Lazying around in the living room through the day, binge-watching our favourite Netflix shows through the night like nocturnal beings, and carelessly daydreaming while sitting in classrooms about what to wear to our next ‘high society’ gathering, all seemed to be a distant dream as we prepared to trudge the long road to board exams.
These exams, we thought, were going to be God’s ultimate test for us students. We were bracing ourselves to dig our social graves and suffer from modern world’s biggest fear, FOMO.
The coronavirus pandemic has changed our lives in unimaginable ways. (Photo: Reuters)
Little did we know that we were the unofficial harbingers of a movement that would soon possess the world: social distancing and isolation.
While we were thinking we had had enough of those ritual catchphrases of “get off the iPad!” and “children, it is time to get serious!”, destiny was making other plans, waiting to pounce at the right moment to remind us that life is but, an obstacle race. The moment we realise that we have successfully crossed one barrier, another hurdle stands in our way, twice as difficult as the former. The coronavirus pandemic is a wake-up call for humanity to reform its ways.
The coronovirus pandemic has come as an ocean of agony to drown the parental peeves of their ‘babies’ not studying, students’ worries of when the D-Day would arrive and exams would be over, and the headaches teachers faced over devising new methods to help the backbenchers pass.
The sources of stress and anxiety now originate from a virus that has invaded the world, ‘the coronavirus’. Children have now cut themselves off from the urgency to finish their syllabus and are faced with the urgency to stock up on the sanitiser supply.
Mothers are no longer worried about us studying every day but washing our hands till they fall off. Our blisters from toilsome hours of writing now scream for mercy from alcohol sanitisers.
Phones that were earlier flooded with mothers posting sample papers and motivational quotes are now swarmed with a barrage of corona-related content. The 'good morning' forwards are now illustrated with huge diagrams of ‘corona-flowers’ to make up for the lack of roses and lilies.

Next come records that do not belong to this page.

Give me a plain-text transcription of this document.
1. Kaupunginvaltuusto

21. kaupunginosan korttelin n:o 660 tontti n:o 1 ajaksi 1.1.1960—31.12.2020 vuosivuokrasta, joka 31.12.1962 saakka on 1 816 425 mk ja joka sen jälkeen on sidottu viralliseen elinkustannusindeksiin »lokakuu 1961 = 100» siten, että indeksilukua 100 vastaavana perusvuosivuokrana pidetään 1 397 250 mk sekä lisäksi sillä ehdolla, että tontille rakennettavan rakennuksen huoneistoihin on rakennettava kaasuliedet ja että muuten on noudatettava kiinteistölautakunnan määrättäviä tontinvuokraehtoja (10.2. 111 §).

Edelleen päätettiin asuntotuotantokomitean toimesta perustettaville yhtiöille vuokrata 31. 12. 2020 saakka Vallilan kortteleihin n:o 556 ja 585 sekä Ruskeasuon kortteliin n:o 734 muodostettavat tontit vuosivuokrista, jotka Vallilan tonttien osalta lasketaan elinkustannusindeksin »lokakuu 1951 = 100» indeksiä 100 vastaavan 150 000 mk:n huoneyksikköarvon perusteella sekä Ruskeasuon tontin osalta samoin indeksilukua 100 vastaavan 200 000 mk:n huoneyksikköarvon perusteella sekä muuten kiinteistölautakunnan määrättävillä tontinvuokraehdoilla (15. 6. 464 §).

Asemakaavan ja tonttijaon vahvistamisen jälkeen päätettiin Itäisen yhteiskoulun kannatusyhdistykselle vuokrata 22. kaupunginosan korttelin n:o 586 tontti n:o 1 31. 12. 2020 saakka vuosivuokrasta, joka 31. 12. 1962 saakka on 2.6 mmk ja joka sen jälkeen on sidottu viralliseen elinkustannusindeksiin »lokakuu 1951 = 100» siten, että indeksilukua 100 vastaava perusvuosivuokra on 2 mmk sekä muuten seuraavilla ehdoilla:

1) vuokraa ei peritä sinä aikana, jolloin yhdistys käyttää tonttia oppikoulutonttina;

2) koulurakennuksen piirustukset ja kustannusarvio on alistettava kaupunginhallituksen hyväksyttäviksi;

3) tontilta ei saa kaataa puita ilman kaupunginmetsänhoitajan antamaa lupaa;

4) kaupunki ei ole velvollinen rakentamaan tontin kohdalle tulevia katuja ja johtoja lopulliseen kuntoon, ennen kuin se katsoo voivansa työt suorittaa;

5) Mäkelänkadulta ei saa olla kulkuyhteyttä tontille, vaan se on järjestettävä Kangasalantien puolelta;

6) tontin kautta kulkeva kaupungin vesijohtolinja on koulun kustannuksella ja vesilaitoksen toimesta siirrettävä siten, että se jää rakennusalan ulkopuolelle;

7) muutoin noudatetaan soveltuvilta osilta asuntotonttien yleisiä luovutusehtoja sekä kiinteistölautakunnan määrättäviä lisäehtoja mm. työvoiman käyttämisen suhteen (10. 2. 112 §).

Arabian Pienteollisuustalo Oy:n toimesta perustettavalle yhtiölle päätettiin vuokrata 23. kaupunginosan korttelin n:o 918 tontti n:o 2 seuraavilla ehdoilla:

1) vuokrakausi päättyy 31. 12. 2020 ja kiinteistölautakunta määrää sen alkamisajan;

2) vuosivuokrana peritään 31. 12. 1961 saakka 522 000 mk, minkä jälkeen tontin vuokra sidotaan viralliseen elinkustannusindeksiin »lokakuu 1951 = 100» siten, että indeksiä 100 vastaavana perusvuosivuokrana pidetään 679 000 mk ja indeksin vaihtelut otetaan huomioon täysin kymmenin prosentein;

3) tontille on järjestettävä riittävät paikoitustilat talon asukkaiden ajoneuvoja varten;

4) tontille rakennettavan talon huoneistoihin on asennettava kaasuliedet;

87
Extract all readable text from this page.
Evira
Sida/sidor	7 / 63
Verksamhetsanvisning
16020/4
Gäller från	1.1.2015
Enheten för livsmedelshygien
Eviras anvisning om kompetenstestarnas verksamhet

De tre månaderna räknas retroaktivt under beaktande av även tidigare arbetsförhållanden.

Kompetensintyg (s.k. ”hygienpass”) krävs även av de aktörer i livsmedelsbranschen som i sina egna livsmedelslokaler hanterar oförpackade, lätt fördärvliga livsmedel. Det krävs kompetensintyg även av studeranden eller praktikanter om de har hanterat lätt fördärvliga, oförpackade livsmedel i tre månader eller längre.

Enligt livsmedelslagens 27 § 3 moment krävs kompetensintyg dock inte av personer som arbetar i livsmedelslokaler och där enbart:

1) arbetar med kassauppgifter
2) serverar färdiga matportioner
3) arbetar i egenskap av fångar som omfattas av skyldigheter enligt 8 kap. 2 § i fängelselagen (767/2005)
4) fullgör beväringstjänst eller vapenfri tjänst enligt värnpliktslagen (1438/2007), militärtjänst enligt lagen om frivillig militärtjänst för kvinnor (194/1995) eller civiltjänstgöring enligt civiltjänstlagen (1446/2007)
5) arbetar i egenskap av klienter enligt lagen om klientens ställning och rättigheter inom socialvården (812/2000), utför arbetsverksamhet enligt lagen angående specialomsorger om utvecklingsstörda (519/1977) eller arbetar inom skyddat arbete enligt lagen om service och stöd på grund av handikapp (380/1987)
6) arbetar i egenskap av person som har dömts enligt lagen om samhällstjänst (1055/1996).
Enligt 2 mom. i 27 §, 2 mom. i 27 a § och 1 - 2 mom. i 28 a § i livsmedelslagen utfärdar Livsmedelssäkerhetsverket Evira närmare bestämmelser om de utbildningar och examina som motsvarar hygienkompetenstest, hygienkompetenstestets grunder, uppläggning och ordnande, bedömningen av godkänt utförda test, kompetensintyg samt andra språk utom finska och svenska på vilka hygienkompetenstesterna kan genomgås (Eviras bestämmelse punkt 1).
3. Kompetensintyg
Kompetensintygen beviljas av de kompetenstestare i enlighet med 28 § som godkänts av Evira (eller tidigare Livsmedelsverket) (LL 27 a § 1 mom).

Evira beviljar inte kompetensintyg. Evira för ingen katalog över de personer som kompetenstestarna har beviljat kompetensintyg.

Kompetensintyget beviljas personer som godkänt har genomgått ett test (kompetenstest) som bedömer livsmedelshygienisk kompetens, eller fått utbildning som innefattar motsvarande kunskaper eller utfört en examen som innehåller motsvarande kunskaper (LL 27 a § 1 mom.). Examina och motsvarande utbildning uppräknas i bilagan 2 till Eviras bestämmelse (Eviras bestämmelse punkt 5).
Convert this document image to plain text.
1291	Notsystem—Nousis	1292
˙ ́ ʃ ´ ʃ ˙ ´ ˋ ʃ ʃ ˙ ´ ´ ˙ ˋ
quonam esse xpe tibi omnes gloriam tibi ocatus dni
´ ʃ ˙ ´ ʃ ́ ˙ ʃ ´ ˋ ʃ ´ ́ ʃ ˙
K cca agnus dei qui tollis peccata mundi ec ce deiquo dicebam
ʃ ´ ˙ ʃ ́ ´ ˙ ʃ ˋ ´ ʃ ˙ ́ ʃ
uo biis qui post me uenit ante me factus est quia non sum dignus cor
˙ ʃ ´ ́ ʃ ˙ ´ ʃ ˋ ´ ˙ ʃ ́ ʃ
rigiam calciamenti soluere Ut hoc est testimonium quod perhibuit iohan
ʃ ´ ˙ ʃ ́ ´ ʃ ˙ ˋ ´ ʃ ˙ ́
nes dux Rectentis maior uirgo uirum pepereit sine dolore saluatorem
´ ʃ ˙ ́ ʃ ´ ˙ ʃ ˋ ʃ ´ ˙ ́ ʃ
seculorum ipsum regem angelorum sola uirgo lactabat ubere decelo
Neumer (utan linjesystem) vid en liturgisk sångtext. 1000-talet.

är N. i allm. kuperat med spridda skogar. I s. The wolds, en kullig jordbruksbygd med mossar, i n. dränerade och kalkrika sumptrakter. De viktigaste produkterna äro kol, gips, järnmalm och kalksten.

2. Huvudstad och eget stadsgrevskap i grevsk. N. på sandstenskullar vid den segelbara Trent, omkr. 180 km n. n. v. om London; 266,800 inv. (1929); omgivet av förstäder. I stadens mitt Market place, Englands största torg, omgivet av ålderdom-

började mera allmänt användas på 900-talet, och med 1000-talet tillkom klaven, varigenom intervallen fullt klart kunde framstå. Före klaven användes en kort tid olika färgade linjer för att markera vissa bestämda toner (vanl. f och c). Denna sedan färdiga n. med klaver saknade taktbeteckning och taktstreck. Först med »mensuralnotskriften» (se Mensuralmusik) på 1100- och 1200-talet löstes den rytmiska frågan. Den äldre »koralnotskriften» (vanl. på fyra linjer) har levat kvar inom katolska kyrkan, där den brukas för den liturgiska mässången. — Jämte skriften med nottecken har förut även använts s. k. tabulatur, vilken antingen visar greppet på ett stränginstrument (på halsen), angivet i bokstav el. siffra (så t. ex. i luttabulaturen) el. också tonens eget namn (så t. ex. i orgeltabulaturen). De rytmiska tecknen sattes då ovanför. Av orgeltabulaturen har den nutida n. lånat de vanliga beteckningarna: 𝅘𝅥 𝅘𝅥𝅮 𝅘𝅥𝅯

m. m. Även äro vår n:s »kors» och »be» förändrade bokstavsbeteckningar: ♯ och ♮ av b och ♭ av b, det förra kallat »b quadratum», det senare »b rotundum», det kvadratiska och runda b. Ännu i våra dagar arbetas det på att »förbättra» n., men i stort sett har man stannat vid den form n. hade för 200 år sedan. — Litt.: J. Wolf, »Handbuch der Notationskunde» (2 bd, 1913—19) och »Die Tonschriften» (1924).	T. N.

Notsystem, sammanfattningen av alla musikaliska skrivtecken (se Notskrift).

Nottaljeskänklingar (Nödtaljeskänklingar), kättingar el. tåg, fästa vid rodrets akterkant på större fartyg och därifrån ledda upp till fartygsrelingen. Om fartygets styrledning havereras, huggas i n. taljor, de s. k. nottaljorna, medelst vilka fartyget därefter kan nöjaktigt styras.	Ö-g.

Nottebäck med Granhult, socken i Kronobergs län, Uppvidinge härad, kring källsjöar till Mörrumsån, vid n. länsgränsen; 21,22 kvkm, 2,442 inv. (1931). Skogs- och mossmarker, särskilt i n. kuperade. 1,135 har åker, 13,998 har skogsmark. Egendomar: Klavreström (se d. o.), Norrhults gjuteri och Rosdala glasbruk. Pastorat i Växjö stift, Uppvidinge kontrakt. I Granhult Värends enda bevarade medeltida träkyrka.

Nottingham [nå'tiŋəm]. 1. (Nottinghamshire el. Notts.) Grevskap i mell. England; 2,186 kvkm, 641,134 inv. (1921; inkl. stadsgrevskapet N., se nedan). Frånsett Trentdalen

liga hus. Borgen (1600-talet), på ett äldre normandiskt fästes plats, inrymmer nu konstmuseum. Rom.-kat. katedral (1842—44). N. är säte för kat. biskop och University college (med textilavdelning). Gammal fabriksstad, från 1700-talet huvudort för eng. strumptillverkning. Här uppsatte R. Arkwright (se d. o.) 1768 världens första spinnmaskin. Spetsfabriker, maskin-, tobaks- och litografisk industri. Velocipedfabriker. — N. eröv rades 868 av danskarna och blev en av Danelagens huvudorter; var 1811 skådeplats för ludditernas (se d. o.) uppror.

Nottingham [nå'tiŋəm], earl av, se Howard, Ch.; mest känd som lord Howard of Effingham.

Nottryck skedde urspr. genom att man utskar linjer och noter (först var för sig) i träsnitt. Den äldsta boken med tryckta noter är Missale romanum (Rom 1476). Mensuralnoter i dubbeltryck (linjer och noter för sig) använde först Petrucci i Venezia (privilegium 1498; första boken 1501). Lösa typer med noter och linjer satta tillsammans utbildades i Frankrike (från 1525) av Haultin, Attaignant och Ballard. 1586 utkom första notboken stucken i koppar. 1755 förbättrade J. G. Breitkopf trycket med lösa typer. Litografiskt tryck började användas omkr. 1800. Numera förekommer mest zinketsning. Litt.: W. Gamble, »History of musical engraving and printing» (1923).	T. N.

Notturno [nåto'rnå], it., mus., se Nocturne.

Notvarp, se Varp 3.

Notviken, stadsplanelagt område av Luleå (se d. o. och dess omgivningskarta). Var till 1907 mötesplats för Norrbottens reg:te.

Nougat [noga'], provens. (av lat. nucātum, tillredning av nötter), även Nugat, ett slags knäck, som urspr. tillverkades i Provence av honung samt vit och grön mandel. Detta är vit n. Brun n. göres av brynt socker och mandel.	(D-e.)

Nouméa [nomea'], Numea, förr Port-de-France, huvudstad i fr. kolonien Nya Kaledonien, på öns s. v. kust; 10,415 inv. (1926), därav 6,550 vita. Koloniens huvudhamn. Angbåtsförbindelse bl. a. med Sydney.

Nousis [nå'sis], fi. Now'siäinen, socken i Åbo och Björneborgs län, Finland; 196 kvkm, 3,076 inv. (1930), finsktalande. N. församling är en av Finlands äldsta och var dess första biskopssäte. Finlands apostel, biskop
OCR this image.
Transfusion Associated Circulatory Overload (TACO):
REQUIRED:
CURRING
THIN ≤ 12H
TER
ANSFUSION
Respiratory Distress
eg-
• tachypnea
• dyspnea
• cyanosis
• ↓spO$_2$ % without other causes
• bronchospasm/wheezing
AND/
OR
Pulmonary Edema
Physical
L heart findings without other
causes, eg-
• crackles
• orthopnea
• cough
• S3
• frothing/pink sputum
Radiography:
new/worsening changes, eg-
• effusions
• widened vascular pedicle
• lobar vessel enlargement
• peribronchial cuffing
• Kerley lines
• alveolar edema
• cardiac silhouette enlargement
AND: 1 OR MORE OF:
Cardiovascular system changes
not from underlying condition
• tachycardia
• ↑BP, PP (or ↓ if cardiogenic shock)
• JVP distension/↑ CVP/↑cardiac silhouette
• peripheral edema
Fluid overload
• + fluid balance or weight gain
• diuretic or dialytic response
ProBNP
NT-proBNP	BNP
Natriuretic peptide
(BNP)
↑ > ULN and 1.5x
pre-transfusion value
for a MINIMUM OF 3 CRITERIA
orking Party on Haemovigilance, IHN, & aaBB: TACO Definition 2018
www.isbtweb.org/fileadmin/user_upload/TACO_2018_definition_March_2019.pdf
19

Teachers are not only regularly checking in with mothers to make sure that students are burning the midnight oil, but also to ensure that we are devoting enough time to personal hygiene. We, on the other hand, are convinced that Doomsday could be well within sight.
Frankly speaking, coronavirus and the associated anxiety have become a more enduring part of our journey to the boards.
Though we had been fortunate enough not to witness any of the World Wars, taking an exam during the times of coronavirus was no less than entering a battlefield. We left our homes armed with the strongest weapons of (viral) destruction: sanitisers and masks. Upon reaching the exam centre, we were told to follow a series of safety measures, starting with the washing of hands, being checked for impermissible materials and then another round of alcohol sanitisers to give our blisters the final ‘energy shock’ before we entered our examination rooms.
Our seating arrangement was organised into regiments with only 12 students each to prevent overcrowding. The CBSE’s proactive approach to handling the issue is praiseworthy and admirable. Their efforts deserve immense credit.
The day we finished our exams, the government announced that they were postponing the rest of the papers in view of the pandemic. I’m certain that this news caused tremors to the already overstretched parents and children who were hoping to get done with the ordeal.
As we sit at home amid a crisis most did not see coming, we millennials, for the first time, look beyond Instagram memes to read posts about those in suffering, seek to talk to those who are in need of support rather than gossip, and thank God to be able to sit with all our families under the same roof. The coronavirus, that has killed thousands and brought grief to many, is in fact, a caution to humanity. It reminds us to cherish what we have. It gives us an opportunity to pause and reflect, spend time bonding with family and realise that love, good health and kindness are the greatest gifts.